Iran Bangun Perisai Beton di Situs Militer di Tengah Ketegangan Akut dengan AS

Dengarkan artikel ini | 6 menit

Gambar satelit yang baru dirilis menunjukkan Iran baru-baru ini membangun perisai beton di atas fasilitas baru di lokasi militer sensitif dan menutupinya dengan tanah, memajukan pekerjaan di lokasi yang dilaporkan dibom Israel pada 2024 di tengah melonjaknya ketegangan dengan Amerika Serikat dan ancaman perang regional.

Gambar-gambar itu juga memperlihatkan Iran telah menimbun pintu-pintu terowongan di sebuah situs nuklir yang dibom Washington selama perang 12 hari Israel dengan Iran tahun lalu – yang diikuti AS atas nama Israel – memperkuat pintu terowongan di dekat situs lainnya, dan telah memperbaiki pangkalan rudal yang diserang dalam konflik itu.

Rekomendasi Cerita

Ini memberikan sekilas pandang langka atas aktivitas Iran di beberapa situs yang menjadi pusat ketegangan dengan Israel dan AS.

Berjarak sekitar 30 km di tenggara Teheran, kompleks Parchin adalah salah satu situs militer paling sensitif Iran. Intelijen Barat menyiratkan Teheran melakukan uji coba terkait detonasi bom nuklir di sana lebih dari 20 tahun lalu. Iran selalu menyangkal upaya memperoleh senjata atom dan menyatakan program nuklirnya murni untuk tujuan sipil.

Baik intelijen AS maupun badan pengawas atom PBB tidak menemukan bukti tahun lalu bahwa Iran mengejar senjata nuklir.

Israel dilaporkan menyerang Parchin pada Oktober 2024. Citra satelit yang diambil sebelum dan setelah serangan itu menunjukkan kerusakan luas pada sebuah bangunan persegi panjang di Parchin, serta rekonstruksi yang tampak dalam gambar dari 6 November 2024. Citra dari 12 Oktober 2025 menunjukkan perkembangan di lokasi tersebut, dengan kerangka struktur baru yang terlihat dan dua struktur lebih kecil di sebelahnya.

Kemajuan terlihat jelas dalam citra dari 14 November, dengan apa yang tampak sebagai atap logam menutupi struktur besar itu.

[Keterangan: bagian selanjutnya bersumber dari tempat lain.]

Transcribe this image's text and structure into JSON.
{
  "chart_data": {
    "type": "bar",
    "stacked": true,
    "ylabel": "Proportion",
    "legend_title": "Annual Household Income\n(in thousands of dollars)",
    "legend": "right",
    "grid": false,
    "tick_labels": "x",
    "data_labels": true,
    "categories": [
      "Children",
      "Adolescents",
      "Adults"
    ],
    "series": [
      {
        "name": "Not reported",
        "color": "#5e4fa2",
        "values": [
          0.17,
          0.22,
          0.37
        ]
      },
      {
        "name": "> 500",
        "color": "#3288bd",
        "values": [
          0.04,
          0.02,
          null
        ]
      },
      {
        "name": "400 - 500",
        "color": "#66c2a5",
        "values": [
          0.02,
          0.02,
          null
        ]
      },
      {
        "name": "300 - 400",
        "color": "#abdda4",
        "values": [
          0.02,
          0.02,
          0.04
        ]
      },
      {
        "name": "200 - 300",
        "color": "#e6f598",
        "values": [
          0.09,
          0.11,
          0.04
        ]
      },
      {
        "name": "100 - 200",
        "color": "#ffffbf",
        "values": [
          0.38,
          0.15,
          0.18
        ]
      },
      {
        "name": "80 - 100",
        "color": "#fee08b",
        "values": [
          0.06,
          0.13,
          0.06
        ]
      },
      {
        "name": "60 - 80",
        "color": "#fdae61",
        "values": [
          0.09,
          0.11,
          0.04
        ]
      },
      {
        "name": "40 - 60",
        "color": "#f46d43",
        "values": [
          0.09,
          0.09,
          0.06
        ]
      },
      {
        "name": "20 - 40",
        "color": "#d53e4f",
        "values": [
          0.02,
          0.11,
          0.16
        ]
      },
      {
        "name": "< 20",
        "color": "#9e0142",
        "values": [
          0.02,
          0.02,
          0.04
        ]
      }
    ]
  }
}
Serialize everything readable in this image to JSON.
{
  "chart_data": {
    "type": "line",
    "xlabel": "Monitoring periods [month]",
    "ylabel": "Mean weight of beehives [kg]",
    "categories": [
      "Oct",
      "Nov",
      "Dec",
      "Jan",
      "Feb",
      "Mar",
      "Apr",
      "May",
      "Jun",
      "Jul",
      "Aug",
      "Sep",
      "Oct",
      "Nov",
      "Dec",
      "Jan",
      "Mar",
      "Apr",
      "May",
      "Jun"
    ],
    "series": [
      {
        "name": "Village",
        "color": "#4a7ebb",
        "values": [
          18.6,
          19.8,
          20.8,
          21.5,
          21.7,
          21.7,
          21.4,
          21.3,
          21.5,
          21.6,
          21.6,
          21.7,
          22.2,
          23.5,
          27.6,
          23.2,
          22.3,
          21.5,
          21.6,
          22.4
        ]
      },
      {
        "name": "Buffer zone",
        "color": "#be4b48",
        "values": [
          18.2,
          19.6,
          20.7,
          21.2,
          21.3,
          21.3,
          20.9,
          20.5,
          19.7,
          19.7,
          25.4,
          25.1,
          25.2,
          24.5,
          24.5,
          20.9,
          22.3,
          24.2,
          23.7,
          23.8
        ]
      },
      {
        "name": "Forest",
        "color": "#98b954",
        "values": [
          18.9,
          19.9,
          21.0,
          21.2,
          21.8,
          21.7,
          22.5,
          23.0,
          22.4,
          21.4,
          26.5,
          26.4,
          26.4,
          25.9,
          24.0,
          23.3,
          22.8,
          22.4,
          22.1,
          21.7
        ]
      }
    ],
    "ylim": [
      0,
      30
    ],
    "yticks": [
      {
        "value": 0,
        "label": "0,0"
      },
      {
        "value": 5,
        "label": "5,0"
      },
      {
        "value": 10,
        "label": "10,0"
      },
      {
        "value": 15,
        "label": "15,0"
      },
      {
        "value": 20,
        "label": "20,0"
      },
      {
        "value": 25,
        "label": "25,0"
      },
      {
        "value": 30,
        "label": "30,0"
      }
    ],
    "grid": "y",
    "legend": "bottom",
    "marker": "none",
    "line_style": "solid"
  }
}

Pada 16 Februari, struktur itu sama sekali tak terlihat, tersembunyi oleh apa yang menurut para ahli adalah struktur beton.

MEMBACA  Penghormatan untuk Navalny diletakkan di instalasi replika sel

The Institute for Science and International Security (ISIS), dalam analisis citra satelit 22 Januari, menyoroti kemajuan pembangunan “sarkofagus beton” di sekitar fasilitas yang baru dibangun di situs tersebut, yang diidentifikasinya sebagai Taleghan 2.

Pendiri ISIS David Albright menulis di X: “Menunda perundingan ada manfaatnya: Dalam dua hingga tiga pekan terakhir, Iran sibuk menimbun fasilitas Taleghan 2 yang baru… Tanah lebih tersedia dan fasilitas itu mungkin segera menjadi bunker yang tak dapat dikenali sepenuhnya, memberikan perlindungan signifikan dari serangan udara.”

Lembaga itu juga melaporkan akhir Januari bahwa citra satelit menunjukkan upaya baru untuk menimbun dua pintu masuk terowongan di kompleks Isfahan – salah satu dari tiga pabrik pengayaan uranium Iran yang dibom AS pada Juni selama perang. Pada awal Februari, ISIS menyatakan semua pintu masuk ke kompleks terowongan itu “tertimbun sepenuhnya”.

Citra lain mengindikasikan upaya berkelanjutan sejak 10 Februari untuk “mengeraskan dan memperkuat secara defensif” dua pintu masuk ke kompleks terowongan di bawah gunung sekitar 2 km dari Natanz – situs yang menampung dua pabrik pengayaan uranium Iran lainnya.

Ini terjadi saat Washington berupaya merundingkan kesepakatan dengan Teheran mengenai program nuklirnya sembari mengancam aksi militer jika perundingan gagal.

Pada Selasa, perwakilan AS dan Iran mencapai pemahaman tentang ” prinsip panduan” utama selama pertemuan di Jenewa, namun belum mencapai terobosan apa pun. Pertemuan di kota Swiss itu menyusul putaran pertama pembicaraan di Oman pada 6 Februari.

Laporan menyebutkan Teheran akan mengajukan proposal rinci dalam dua pekan mendatang untuk menutup celah-celah. Di antara banyak kendala dalam negosiasi adalah desakan AS untuk memperluas cakupan kesepakatan guna memasukkan pembatasan atas arsenal balistik Iran dan dukungannya bagi sekutu-sekutu di kawasan.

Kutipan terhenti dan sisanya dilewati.